Quantcast

Nicola Fiorita: “Carenza di acqua in rione Fortuna, non è tollerabile”

Il leader di Cambiavento: "Una rete idrica ridotta ormai a un colabrodo fatiscente e invece si va avanti a interventi tampone"

Più informazioni su

    “Catanzaro, acqua, Fortuna. Basta digitare tre parole appena su Google – scrive il leader di Cambiavento Nicola Fiorita – per avere immediatamente la misura dell’incapacità di chi è chiamato a governare il capoluogo di regione. La carenza idrica in uno dei quartieri più popolosi della città è un male antico, al quale l’amministrazione comunale non riesce a porre fine ed è incredibile che nel 2021 si sia costretti a dover ricordare al sindaco Abramo cosa significa non avere acqua dai rubinetti di casa. Cosa significa avere rispetto dei cittadini e dei loro bisogni primari.

    L’acqua in casa della gente: non si sta chiedendo la luna, non si sta chiedendo un futuro per i giovani che se ne vanno, perché sarebbe un obiettivo troppo oltre le capacità del sindaco e della sua giunta. Si sta chiedendo solo di dare ai cittadini del quartiere Fortuna la possibilità di lavarsi e cucinare. Si tratta di cittadini e non sudditi, anche se a questo forse li si vorrebbe ridurre: cioè a gente che paga tasse e tributi ma senza ricevere in cambio neppure i servizi basilari.

    E non vengano a raccontarci che gli interventi sulla rete idrica sono complessi e che quindi qualche disservizio bisognerà pure sopportarlo. Lo sappiamo bene e non chiediamo a nessuno di procurarsi la bacchetta magica. Ma la capacità di gestire i problemi, quella sì. I cittadini la chiedono anzi, dopo anni di pena la pretendono. Se un lavoro è complesso serve un’organizzazione all’altezza, che preveda, se è il caso, anche l’utilizzo delle ore di lavoro notturne, per accorciare i tempi e ridurre al minimo i disagi.

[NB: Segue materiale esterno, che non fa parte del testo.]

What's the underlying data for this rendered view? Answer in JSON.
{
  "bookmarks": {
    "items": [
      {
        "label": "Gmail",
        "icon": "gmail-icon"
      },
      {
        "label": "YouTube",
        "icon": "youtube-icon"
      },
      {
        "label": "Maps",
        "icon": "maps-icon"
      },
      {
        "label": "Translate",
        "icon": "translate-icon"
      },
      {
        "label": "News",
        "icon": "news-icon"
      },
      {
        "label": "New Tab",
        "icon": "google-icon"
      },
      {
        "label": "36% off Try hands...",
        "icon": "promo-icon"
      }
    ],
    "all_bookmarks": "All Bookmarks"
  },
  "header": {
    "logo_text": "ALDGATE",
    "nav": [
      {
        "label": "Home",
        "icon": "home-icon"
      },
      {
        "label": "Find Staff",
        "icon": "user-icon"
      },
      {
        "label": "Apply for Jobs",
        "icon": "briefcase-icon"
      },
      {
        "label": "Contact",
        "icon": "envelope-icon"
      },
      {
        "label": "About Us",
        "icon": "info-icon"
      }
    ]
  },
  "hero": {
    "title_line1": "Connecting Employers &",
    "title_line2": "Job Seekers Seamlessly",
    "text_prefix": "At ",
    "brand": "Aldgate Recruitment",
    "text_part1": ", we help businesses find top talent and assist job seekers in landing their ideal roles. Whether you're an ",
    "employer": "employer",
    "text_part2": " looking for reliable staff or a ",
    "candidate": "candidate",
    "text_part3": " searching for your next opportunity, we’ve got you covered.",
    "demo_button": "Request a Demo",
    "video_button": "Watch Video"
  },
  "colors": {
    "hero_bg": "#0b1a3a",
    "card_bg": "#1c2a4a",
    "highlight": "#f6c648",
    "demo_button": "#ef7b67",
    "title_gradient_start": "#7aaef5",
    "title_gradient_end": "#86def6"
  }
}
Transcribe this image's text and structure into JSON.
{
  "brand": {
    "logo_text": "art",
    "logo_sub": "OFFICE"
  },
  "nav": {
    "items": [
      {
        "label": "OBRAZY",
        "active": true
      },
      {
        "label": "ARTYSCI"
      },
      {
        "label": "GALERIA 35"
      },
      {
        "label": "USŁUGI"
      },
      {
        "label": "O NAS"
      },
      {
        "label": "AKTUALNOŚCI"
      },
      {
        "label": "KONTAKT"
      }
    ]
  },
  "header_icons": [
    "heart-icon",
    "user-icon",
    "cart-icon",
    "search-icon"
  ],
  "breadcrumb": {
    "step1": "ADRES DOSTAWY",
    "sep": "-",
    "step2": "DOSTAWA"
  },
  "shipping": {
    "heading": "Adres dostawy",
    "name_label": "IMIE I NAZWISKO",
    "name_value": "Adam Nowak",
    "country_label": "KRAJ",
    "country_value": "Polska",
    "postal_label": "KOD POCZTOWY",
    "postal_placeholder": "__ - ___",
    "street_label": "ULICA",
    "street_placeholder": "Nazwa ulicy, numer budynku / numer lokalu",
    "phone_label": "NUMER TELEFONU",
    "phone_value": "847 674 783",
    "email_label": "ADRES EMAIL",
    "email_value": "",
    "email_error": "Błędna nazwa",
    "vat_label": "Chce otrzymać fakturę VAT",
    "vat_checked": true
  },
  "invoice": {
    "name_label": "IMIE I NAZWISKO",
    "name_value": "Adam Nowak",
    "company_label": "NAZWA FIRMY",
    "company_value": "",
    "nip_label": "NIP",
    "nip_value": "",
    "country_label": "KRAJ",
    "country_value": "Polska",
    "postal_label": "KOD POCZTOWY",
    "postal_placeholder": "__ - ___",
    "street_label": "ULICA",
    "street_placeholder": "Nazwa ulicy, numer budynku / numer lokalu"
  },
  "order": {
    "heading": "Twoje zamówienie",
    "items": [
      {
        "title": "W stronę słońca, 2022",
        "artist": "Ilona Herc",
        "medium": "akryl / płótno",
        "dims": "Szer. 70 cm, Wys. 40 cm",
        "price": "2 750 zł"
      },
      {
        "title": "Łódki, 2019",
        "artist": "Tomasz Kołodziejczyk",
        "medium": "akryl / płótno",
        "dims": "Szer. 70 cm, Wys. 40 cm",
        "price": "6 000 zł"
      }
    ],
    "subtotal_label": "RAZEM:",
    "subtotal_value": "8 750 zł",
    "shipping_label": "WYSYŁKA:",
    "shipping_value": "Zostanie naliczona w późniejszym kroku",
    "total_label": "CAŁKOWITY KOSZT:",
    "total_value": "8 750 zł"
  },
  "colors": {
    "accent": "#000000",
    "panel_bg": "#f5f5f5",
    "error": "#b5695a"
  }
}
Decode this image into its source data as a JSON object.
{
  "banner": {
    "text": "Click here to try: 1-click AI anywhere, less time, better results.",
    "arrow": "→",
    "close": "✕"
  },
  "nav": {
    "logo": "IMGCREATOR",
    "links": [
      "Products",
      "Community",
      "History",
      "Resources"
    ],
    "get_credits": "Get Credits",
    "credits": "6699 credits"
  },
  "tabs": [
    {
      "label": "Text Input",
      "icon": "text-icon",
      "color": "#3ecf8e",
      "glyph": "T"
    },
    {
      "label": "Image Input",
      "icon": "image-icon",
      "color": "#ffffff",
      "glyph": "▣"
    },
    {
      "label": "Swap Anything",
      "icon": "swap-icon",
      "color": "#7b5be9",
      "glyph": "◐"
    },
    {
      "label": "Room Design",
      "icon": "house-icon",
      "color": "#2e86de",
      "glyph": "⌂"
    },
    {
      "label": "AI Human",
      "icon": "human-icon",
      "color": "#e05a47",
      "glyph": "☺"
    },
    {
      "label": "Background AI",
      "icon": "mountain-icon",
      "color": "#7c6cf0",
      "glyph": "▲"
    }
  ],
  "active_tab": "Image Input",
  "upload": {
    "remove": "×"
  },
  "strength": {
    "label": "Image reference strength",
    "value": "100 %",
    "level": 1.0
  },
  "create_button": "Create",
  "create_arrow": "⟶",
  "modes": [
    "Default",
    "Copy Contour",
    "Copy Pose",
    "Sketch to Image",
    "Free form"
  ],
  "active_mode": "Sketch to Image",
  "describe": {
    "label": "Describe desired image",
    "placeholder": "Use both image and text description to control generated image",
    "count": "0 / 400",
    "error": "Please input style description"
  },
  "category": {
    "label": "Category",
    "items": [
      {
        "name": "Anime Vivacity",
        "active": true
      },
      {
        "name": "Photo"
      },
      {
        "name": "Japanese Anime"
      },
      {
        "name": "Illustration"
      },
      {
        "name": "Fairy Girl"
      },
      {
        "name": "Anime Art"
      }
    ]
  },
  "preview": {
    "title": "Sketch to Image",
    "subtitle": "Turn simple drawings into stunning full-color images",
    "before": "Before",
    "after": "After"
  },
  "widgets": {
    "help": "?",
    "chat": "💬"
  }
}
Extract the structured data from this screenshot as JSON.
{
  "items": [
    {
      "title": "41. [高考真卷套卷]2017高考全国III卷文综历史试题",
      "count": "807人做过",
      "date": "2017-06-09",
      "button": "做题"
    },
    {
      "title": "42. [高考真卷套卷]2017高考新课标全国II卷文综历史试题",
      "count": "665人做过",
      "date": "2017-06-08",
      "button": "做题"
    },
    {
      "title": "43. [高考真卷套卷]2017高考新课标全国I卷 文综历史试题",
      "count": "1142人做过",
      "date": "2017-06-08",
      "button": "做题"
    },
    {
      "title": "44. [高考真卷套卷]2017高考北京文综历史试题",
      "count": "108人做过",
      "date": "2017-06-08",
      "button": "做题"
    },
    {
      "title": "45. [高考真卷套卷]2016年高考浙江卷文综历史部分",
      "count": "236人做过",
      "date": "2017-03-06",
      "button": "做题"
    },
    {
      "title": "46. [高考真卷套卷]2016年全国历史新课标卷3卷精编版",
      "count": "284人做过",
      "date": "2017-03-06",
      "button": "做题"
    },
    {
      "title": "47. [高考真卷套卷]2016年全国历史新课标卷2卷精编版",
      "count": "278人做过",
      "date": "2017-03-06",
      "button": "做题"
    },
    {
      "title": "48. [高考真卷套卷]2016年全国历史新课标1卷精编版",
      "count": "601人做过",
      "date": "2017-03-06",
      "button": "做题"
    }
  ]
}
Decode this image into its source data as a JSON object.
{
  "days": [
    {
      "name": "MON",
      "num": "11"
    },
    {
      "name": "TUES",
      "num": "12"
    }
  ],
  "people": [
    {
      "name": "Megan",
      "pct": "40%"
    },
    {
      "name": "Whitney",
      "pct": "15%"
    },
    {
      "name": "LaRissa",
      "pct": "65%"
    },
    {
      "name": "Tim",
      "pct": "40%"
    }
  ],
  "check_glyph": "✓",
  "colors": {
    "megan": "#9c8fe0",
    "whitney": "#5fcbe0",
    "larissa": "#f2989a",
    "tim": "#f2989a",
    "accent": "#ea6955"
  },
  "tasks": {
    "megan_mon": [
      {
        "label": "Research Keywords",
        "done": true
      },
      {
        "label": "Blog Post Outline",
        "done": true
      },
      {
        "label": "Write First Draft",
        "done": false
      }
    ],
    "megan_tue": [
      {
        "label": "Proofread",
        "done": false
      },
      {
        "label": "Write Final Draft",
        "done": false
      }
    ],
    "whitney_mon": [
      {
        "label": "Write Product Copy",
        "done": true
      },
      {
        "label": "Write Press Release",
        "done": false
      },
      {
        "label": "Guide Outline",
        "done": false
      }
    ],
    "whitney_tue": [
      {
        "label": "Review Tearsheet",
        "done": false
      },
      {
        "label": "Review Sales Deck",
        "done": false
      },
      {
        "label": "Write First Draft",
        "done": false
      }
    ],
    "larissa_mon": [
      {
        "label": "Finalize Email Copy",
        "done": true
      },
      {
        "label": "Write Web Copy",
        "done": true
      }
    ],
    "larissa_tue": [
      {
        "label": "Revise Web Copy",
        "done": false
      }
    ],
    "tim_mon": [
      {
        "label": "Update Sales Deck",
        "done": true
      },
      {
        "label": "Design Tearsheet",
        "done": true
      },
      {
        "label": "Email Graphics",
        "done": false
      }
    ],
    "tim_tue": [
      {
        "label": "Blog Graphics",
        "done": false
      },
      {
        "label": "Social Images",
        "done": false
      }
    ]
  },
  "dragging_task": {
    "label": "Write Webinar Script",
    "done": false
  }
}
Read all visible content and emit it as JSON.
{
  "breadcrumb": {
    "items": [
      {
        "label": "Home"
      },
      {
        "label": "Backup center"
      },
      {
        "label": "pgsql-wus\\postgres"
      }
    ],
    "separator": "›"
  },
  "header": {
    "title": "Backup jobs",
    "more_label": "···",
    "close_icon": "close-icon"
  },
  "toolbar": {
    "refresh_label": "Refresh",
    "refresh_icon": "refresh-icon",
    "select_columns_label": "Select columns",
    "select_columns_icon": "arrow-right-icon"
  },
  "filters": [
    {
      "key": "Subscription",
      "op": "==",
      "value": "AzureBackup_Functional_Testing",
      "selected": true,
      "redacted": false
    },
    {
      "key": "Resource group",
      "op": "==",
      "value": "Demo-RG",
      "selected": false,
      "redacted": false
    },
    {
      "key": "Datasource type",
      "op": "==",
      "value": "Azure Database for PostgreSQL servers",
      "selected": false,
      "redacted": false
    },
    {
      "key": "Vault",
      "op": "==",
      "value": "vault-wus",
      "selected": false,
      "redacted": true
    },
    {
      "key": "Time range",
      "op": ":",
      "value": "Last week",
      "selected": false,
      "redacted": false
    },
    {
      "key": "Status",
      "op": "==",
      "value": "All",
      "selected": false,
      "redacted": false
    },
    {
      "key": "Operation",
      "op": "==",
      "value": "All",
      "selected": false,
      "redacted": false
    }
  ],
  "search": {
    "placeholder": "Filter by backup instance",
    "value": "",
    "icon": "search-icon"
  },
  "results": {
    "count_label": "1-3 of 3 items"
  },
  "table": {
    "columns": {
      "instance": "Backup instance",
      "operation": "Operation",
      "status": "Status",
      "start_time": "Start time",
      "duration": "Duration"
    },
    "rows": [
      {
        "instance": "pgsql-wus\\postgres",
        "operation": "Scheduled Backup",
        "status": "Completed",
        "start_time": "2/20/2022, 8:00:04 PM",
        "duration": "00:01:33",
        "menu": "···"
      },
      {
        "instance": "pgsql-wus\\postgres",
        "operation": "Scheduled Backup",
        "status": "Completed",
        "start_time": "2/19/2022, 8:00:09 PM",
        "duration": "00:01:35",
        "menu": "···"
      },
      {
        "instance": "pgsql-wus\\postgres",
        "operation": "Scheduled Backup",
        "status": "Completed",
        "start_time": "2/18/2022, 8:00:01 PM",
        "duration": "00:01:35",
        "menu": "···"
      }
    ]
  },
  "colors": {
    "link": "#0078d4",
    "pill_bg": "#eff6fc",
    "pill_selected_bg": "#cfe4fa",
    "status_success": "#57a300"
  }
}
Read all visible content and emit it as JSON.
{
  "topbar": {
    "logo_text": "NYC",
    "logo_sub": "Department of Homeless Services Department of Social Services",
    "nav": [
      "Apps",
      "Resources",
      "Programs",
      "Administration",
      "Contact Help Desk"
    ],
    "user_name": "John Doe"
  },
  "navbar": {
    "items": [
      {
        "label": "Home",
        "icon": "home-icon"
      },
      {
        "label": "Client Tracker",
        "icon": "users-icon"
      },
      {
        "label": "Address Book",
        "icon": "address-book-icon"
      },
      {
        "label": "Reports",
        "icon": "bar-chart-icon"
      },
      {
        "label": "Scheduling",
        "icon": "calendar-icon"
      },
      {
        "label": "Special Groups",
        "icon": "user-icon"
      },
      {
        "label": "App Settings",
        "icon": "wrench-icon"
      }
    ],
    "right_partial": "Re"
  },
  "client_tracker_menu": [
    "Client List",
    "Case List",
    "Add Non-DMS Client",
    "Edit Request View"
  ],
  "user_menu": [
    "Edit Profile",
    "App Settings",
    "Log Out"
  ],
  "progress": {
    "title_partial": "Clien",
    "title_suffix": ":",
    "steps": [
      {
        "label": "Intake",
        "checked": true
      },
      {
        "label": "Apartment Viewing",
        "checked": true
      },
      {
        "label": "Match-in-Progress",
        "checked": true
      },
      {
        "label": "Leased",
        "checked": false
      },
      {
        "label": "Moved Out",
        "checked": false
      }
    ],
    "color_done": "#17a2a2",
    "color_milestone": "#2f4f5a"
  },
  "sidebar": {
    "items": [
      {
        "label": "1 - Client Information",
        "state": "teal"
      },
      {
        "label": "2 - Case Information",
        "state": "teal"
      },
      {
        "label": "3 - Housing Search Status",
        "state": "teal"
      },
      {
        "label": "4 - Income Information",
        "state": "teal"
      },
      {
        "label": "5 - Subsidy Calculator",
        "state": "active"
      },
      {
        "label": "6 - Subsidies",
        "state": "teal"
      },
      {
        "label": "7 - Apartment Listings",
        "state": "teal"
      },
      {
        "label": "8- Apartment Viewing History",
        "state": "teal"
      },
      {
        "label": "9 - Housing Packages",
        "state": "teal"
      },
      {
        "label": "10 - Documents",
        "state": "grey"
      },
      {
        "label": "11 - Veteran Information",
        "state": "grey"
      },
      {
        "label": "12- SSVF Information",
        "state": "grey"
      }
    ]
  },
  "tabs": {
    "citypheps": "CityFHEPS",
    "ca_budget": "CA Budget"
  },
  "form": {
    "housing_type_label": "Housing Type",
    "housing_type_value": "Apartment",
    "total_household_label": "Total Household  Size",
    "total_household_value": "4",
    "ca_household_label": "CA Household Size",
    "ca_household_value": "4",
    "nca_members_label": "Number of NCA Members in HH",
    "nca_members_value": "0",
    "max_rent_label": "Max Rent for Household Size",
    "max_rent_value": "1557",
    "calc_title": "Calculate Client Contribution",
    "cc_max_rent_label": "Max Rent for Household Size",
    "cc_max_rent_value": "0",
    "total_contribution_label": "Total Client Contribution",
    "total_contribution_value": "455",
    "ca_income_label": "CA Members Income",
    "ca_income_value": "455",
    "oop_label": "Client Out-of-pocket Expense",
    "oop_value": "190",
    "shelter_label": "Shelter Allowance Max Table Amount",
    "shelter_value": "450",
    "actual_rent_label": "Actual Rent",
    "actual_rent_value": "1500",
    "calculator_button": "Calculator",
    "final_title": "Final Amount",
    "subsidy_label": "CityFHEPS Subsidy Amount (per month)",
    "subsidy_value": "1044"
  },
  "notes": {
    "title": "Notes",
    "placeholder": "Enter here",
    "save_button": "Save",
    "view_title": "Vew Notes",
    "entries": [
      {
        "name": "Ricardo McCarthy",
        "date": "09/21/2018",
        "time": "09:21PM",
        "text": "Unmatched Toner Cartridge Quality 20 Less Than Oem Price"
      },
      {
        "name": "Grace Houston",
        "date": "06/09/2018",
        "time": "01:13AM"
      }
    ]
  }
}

    La situazione dell’acqua a Catanzaro è drammatica e quello del quartiere Fortuna è un dramma nel dramma. Un governo cittadino che si rispetti avrebbe già da molto tempo garantito il rifacimento di una rete idrica ridotta ormai a un colabrodo fatiscente e invece si va avanti a interventi tampone. Ma anche qui, purtroppo, temiamo di essere oltre le capacità dell’attuale governo. Che almeno però si provveda al minimo indispensabile e il Sindaco non faccia come al solito – perché il lupo perde il pelo ma non il vizio –   che la colpa è della regione, dell’opposizione, dei sindaci di cinquant’anni fa o del destino cinico e baro. La Fortuna vuole acqua, non parole vuote”.